Could you do a "ulimit -n"? It should be at least 1024.
Thank you for helping me to troubleshoot that Grenaud!
I ran ulimit -n and it returned 256. I then ran ulimit -n 1024, and after that the test data analysis ran to completion without any error messages.
Thanks for your help :)
I'm getting the exact same issue, but ulimit is 65536. Any idea what might be causing this?
really? How many read groups do you have? What is your OS?
Hey! Thanks for answering so quickly. I'm on a Debian Red Hat system. I have 287 read groups.
Ah, a further check reveals that the software I'm using was last compiled on 2016-05-25. I will reclone the repo and see if this fixes anything
OK, I've recompiled, and the error is still the same.
strange, can you do a ulimit -a?
@dangeles Did you get a chance to test this? I suspect there is a discrepancy on your system between the user limit and the system limit.
Hey, sorry, I was traveling with limited access to internet.
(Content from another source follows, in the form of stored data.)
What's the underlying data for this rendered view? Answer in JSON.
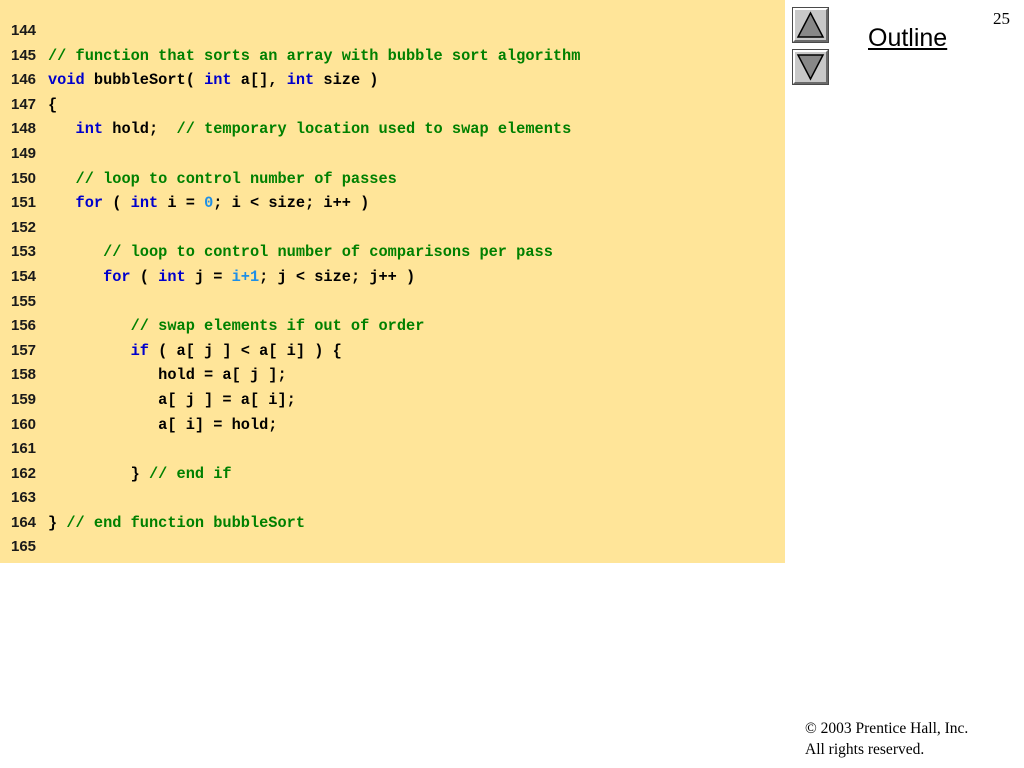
{
  "slide": {
    "number": "25",
    "outline_label": "Outline",
    "copyright_line1": "© 2003 Prentice Hall, Inc.",
    "copyright_line2": "All rights reserved."
  },
  "navigation": {
    "up_icon": "triangle-up-icon",
    "down_icon": "triangle-down-icon"
  },
  "colors": {
    "code_background": "#ffe599",
    "comment": "#008000",
    "keyword": "#0000cc",
    "literal": "#1e8fe6",
    "plain": "#000000"
  },
  "code": {
    "lines": [
      {
        "num": "144",
        "tokens": []
      },
      {
        "num": "145",
        "tokens": [
          {
            "t": "// function that sorts an array with bubble sort algorithm",
            "c": "comment"
          }
        ]
      },
      {
        "num": "146",
        "tokens": [
          {
            "t": "void",
            "c": "keyword"
          },
          {
            "t": " bubbleSort( ",
            "c": "plain"
          },
          {
            "t": "int",
            "c": "keyword"
          },
          {
            "t": " a[], ",
            "c": "plain"
          },
          {
            "t": "int",
            "c": "keyword"
          },
          {
            "t": " size )",
            "c": "plain"
          }
        ]
      },
      {
        "num": "147",
        "tokens": [
          {
            "t": "{",
            "c": "plain"
          }
        ]
      },
      {
        "num": "148",
        "tokens": [
          {
            "t": "   ",
            "c": "plain"
          },
          {
            "t": "int",
            "c": "keyword"
          },
          {
            "t": " hold;  ",
            "c": "plain"
          },
          {
            "t": "// temporary location used to swap elements",
            "c": "comment"
          }
        ]
      },
      {
        "num": "149",
        "tokens": []
      },
      {
        "num": "150",
        "tokens": [
          {
            "t": "   ",
            "c": "plain"
          },
          {
            "t": "// loop to control number of passes",
            "c": "comment"
          }
        ]
      },
      {
        "num": "151",
        "tokens": [
          {
            "t": "   ",
            "c": "plain"
          },
          {
            "t": "for",
            "c": "keyword"
          },
          {
            "t": " ( ",
            "c": "plain"
          },
          {
            "t": "int",
            "c": "keyword"
          },
          {
            "t": " i = ",
            "c": "plain"
          },
          {
            "t": "0",
            "c": "literal"
          },
          {
            "t": "; i < size; i++ )",
            "c": "plain"
          }
        ]
      },
      {
        "num": "152",
        "tokens": []
      },
      {
        "num": "153",
        "tokens": [
          {
            "t": "      ",
            "c": "plain"
          },
          {
            "t": "// loop to control number of comparisons per pass",
            "c": "comment"
          }
        ]
      },
      {
        "num": "154",
        "tokens": [
          {
            "t": "      ",
            "c": "plain"
          },
          {
            "t": "for",
            "c": "keyword"
          },
          {
            "t": " ( ",
            "c": "plain"
          },
          {
            "t": "int",
            "c": "keyword"
          },
          {
            "t": " j = ",
            "c": "plain"
          },
          {
            "t": "i+1",
            "c": "literal"
          },
          {
            "t": "; j < size; j++ )",
            "c": "plain"
          }
        ]
      },
      {
        "num": "155",
        "tokens": []
      },
      {
        "num": "156",
        "tokens": [
          {
            "t": "         ",
            "c": "plain"
          },
          {
            "t": "// swap elements if out of order",
            "c": "comment"
          }
        ]
      },
      {
        "num": "157",
        "tokens": [
          {
            "t": "         ",
            "c": "plain"
          },
          {
            "t": "if",
            "c": "keyword"
          },
          {
            "t": " ( a[ j ] < a[ i] ) {",
            "c": "plain"
          }
        ]
      },
      {
        "num": "158",
        "tokens": [
          {
            "t": "            hold = a[ j ];",
            "c": "plain"
          }
        ]
      },
      {
        "num": "159",
        "tokens": [
          {
            "t": "            a[ j ] = a[ i];",
            "c": "plain"
          }
        ]
      },
      {
        "num": "160",
        "tokens": [
          {
            "t": "            a[ i] = hold;",
            "c": "plain"
          }
        ]
      },
      {
        "num": "161",
        "tokens": []
      },
      {
        "num": "162",
        "tokens": [
          {
            "t": "         } ",
            "c": "plain"
          },
          {
            "t": "// end if",
            "c": "comment"
          }
        ]
      },
      {
        "num": "163",
        "tokens": []
      },
      {
        "num": "164",
        "tokens": [
          {
            "t": "} ",
            "c": "plain"
          },
          {
            "t": "// end function bubbleSort",
            "c": "comment"
          }
        ]
      },
      {
        "num": "165",
        "tokens": []
      }
    ]
  }
}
Here's my output from ulimit -a:
core file size (blocks, -c) 0
data seg size (kbytes, -d) unlimited
scheduling priority (-e) 0
file size (blocks, -f) unlimited
pending signals (-i) 128520
max locked memory (kbytes, -l) unlimited
max memory size (kbytes, -m) unlimited
open files (-n) 65536
pipe size (512 bytes, -p) 8
POSIX message queues (bytes, -q) 819200
real-time priority (-r) 0
stack size (kbytes, -s) unlimited
cpu time (seconds, -t) unlimited
max user processes (-u) 1024
virtual memory (kbytes, -v) unlimited
file locks (-x) unlimited
two follow-up questions:
1) You have debian or red hat?
2) can you give me the output of:
ulimit -Sn
and ulimit -Hn
In the meantime, could you transform your fastqs to bam using https://github.com/grenaud/BCL2BAM2FASTQ and demultiplex on those?
ulimit -Sn
: 65536
and ulimit -HN
65536
can you privately send me a drop box link to your index list and files?
Also, if you want to get ahead, I would simply use my fastq2bam (https://github.com/grenaud/BCL2BAM2FASTQ/tree/master/fastq2bam), demultiplex the bam file and reconvert to fastq (https://github.com/grenaud/BCL2BAM2FASTQ/tree/master/bam2fastq)
I'll figure out how to dropbox you some data by Monday.
I used your fastq2bam tool to convert to BAM, seemingly without issues. Oddly enough, though, when I run the demultiplex command on the BAM file, it still gives me the same conflict message. Now, the BAM files are getting populated, so I know the script is running, which makes me think that the problem (though similar to the original) is in my index file.
Here's the exact error message:
Conflicts for index1:
TCGCCTTA from N701S501 causes a conflict with N701S502 N701S503 N701S504 N701S505 N701S506 N701S507 N701S508 N701S509 N701S510 N701S511 N701S512 N701S513 N701S514 N701S515 N701S516 N701S517 N701S518 N701S519 N701S520 N701S521 N701S522 N701S523 N701S524 N701S525 N701S526 N701S527 N701S528 N701S529 N701S530 N701S531 N701S532 N701S533 N701S534 N701S535 N701S536
...{many many lines later}...
Conflicts for index2:
AGTTAACA from N724S536 causes a conflict with N701S536 N702S536 N703S536 N704S536 N705S536 N706S536 N707S536 N708S536 N709S536 N710S536 N711S536 N712S536 N713S536 N714S536 N715S536 N716S536 N717S536 N718S536 N719S536 N720S536 N721S536 N722S536 N723S536
Sorry for all the hassle!
Those are not error messages but simply warnings. It means that TCGCCTTA was used by several reads groups. But I guess that is bound to happen if you have more than 200 read groups.
Let me know for the fastqs, I find it odd that with such a high limit, you get this error message.
Ah, that's good. deML seems to be running just fine on BAM. Seems like for large file numbers, maybe that will just be my default.
On Mac, seems to have compiled correctly. But get error on the test data, I don't think it is permissions issue.